Andronov-Hopf bifurcations, Pomeau-Manneville intermittent chaos and nonlinear vibrations of large deployable space antenna subjected to thermal load and radial pre-stretched membranes with 1:3 internal resonance

Andronov-Hopf bifurcations, Pomeau-Manneville intermittent chaos and nonlinear vibrations of the large deployable space antenna (LDSA) subjected to the thermal load with the case of 1:3 internal resonance are studied for the first time. The frequencies and vibration modes of the LDSA are analyzed by using the finite element method. It is found that there may exist an approximate threefold relationship between the fourth-order and first-order frequencies of the LDSA. The LDSA is simplified to a composite laminated equivalent cylindrical shell clamped along a generatrix and with the radial pre-stretched membranes at two ends subjected to the thermal load.
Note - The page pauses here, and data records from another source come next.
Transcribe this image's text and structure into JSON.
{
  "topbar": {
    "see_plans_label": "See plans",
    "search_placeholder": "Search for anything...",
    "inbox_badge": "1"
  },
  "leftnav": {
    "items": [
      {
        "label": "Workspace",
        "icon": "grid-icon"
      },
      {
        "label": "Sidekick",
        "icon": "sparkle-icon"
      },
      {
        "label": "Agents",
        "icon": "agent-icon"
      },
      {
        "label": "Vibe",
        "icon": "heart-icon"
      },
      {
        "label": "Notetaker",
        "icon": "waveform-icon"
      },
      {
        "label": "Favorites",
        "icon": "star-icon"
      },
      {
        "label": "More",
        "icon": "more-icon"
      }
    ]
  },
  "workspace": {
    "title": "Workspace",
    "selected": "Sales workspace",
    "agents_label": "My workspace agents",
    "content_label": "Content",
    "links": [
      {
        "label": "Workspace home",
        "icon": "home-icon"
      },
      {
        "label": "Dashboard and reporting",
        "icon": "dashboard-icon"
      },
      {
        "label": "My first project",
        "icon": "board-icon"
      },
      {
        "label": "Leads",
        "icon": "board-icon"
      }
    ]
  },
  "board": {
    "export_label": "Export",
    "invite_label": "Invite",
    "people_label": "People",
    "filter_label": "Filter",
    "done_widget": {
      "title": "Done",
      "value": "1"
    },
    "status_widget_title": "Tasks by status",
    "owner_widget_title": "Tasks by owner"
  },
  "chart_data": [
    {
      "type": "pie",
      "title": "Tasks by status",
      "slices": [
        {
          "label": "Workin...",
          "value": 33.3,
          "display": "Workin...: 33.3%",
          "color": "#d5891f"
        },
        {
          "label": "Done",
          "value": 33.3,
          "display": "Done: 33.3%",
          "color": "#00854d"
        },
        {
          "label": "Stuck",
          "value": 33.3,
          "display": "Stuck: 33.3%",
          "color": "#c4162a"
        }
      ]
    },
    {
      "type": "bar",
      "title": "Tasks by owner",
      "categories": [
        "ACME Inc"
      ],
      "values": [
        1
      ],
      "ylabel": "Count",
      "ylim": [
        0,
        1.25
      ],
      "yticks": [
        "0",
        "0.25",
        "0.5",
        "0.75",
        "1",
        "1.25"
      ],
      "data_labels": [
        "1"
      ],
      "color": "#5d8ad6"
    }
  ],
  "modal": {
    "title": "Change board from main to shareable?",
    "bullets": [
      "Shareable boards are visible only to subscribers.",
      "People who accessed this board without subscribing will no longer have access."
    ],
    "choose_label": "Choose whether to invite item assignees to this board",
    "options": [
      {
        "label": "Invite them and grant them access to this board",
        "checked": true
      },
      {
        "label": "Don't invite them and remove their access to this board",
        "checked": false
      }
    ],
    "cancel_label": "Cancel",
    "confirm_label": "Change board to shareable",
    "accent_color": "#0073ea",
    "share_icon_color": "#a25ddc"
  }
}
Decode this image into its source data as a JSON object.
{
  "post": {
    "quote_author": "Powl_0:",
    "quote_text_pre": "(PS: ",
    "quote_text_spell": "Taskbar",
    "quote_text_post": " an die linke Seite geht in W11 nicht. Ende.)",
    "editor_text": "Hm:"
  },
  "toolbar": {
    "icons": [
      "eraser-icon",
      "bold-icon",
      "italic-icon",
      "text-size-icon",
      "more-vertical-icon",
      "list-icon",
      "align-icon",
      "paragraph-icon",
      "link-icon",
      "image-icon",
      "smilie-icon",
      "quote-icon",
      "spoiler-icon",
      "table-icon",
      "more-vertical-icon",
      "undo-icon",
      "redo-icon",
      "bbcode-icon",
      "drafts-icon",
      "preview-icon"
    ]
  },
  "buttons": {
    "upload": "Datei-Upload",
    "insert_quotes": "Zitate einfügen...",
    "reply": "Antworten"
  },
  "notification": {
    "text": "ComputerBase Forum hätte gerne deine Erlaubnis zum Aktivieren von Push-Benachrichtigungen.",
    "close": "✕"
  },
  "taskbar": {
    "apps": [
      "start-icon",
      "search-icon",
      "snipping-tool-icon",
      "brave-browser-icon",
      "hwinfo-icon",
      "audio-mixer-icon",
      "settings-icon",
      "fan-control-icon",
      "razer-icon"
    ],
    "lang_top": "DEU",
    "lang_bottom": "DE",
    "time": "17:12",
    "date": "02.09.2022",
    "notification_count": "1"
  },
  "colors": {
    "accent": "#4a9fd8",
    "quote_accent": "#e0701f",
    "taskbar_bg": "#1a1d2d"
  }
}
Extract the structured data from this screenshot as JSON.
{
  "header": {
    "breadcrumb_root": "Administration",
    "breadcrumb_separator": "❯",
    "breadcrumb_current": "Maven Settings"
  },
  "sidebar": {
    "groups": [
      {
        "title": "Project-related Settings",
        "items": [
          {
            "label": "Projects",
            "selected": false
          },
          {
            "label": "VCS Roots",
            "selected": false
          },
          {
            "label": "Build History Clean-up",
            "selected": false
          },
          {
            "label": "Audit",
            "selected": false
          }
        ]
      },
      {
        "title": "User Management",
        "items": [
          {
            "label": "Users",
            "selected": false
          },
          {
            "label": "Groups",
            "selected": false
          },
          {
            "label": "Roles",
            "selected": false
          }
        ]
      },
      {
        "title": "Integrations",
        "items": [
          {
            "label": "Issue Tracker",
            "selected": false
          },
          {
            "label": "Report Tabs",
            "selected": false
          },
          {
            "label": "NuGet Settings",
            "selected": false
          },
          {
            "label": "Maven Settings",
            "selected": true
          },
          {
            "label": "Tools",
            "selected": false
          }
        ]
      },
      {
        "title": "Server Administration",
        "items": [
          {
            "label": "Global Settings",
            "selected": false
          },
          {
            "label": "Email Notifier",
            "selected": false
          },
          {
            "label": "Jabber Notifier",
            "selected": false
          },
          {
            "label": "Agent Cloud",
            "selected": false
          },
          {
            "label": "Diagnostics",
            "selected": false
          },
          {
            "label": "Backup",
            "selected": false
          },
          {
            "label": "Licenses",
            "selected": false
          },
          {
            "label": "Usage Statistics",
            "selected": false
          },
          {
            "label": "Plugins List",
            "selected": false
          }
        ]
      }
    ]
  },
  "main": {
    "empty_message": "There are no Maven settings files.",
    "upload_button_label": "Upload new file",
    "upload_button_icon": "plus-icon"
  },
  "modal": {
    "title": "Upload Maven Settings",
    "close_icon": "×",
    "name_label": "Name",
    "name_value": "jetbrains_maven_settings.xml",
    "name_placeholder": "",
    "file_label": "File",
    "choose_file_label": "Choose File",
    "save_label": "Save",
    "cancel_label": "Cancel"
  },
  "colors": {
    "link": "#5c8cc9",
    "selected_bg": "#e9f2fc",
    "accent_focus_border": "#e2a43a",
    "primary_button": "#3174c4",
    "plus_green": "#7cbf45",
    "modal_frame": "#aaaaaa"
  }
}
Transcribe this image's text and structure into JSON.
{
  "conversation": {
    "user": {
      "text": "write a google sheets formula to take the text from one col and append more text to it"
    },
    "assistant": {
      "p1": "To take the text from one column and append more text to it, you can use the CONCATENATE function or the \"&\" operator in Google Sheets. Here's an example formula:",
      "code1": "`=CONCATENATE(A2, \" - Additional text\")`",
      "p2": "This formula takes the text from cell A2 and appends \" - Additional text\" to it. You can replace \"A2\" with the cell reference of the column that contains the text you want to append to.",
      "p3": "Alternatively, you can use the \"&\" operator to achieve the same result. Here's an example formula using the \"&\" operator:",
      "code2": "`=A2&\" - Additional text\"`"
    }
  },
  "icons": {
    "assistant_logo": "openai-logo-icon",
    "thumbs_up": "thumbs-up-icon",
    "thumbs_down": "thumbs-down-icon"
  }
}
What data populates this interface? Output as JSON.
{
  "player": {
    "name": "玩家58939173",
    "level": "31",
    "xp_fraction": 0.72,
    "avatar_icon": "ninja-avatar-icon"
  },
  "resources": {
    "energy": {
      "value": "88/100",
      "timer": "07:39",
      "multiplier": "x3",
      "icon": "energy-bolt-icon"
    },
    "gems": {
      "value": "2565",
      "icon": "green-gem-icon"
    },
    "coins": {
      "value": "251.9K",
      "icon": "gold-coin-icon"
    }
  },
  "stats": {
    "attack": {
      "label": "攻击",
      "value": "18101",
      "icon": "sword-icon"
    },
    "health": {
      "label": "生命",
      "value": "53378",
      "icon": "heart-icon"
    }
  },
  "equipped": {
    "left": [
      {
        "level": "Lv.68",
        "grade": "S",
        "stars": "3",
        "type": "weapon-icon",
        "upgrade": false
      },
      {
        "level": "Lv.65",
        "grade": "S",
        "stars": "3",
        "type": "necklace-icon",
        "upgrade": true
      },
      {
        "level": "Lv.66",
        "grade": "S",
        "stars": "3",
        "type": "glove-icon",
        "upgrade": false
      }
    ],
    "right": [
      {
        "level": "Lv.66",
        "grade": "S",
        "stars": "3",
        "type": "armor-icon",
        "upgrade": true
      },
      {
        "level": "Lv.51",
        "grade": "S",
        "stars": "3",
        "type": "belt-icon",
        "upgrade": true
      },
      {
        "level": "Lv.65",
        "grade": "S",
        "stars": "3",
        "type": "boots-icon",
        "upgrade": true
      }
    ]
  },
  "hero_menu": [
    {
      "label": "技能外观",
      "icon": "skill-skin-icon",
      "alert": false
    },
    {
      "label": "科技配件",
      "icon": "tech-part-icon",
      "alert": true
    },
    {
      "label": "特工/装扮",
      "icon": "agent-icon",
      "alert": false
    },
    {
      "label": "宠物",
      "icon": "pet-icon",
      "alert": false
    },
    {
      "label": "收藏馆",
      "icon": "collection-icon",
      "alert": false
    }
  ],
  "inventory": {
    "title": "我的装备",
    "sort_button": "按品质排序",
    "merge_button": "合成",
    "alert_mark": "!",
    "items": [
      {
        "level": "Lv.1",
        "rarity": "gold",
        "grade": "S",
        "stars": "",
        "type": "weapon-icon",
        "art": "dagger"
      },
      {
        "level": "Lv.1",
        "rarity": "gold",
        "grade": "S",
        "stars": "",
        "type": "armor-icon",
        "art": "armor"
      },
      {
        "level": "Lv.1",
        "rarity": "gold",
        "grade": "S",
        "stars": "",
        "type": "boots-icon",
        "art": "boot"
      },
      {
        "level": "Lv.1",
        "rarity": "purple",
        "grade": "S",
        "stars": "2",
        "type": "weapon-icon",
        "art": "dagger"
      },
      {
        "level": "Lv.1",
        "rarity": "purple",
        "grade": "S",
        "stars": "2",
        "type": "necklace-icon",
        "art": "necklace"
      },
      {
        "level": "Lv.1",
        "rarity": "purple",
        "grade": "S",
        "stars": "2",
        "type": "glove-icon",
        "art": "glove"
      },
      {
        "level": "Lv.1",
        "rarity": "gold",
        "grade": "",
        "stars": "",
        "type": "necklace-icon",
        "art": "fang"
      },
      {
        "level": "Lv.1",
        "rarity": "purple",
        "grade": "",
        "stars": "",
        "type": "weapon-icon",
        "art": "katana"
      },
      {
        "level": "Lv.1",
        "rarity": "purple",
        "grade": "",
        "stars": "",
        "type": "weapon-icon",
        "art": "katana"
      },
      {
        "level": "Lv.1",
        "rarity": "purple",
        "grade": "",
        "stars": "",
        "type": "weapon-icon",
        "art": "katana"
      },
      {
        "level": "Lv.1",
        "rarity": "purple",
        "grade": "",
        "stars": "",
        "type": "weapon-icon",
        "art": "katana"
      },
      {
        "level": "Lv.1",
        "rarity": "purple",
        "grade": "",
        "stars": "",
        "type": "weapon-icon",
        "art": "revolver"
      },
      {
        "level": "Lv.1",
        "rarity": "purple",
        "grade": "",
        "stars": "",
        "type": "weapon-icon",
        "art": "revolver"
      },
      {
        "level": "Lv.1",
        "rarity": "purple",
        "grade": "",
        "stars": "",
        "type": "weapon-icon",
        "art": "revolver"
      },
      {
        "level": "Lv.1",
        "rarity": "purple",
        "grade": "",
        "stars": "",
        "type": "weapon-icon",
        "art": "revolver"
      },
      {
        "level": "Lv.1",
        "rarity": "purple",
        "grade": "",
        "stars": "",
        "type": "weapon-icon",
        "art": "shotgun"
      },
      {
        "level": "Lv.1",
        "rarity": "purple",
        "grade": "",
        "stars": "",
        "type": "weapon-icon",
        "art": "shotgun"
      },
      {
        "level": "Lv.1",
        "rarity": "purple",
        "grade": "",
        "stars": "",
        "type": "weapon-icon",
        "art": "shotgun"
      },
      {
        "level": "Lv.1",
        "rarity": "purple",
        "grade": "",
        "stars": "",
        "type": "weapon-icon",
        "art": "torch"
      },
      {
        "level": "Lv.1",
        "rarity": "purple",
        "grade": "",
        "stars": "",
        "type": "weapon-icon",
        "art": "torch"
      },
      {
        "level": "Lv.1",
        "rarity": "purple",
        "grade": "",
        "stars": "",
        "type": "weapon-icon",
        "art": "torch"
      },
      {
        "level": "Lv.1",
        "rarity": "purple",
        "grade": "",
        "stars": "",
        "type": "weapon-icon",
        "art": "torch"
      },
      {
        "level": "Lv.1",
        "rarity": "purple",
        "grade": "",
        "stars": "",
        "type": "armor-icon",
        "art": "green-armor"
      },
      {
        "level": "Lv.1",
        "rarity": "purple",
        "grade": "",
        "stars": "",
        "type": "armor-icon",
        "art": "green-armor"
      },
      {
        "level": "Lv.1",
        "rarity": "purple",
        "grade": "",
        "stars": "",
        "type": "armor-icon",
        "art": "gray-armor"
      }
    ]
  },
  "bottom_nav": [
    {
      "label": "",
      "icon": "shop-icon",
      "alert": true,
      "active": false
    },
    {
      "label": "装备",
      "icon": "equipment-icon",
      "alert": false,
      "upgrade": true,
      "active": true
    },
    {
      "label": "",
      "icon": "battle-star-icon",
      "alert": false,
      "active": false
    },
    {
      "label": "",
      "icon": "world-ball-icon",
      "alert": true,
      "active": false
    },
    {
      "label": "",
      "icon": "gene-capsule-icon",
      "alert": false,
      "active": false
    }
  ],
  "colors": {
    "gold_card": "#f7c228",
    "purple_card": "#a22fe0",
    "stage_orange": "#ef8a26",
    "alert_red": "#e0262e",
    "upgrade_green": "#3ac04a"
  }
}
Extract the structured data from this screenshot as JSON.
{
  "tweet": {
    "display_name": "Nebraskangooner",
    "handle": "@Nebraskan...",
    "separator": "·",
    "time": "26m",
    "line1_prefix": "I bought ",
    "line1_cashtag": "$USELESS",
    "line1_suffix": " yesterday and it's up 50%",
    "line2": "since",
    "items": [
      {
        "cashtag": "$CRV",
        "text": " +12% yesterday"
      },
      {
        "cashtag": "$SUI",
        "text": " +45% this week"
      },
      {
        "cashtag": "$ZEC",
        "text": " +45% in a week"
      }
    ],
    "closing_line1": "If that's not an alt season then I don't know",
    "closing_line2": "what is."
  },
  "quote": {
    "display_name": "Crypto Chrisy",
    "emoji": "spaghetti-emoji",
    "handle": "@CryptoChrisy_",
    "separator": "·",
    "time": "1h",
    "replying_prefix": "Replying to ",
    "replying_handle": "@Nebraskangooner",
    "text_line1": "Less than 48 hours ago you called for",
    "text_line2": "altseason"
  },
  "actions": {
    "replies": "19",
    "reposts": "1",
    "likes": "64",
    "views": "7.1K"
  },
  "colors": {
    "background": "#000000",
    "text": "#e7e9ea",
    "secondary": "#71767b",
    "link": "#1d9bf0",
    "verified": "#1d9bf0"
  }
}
Considering the case of 1:3 internal resonance, four-dimensional nonlinear averaged equations are obtained by using the method of multiple scales. The amplitude-frequency response curves and amplitude-force response curves are obtained for the LDSA subjected to the thermal load through the prediction-correction continuation algorithm. The fold bifurcation and Andronov-Hopf bifurcation points are located on these resonant response curves. The equivalent model of the LDSA has the hardening spring characteristics. The thermal load has very significant influences on the stability of the LDSA. The nonlinear dynamics of the equivalent model for the LDSA are investigated by using the fourth-order Runge-Kutta algorithm. These nonlinear dynamic behaviors are described by the bifurcation diagrams, waveforms, phase plots, and Poincare maps. The periodic doubling bifurcation and Pomeau-Manneville type intermittent chaos appear in this nonlinear dynamical system. According to the topological evolution of the phase trajectories, the phase-locking phenomenon and a special evolution path of the chaotic attractors are found.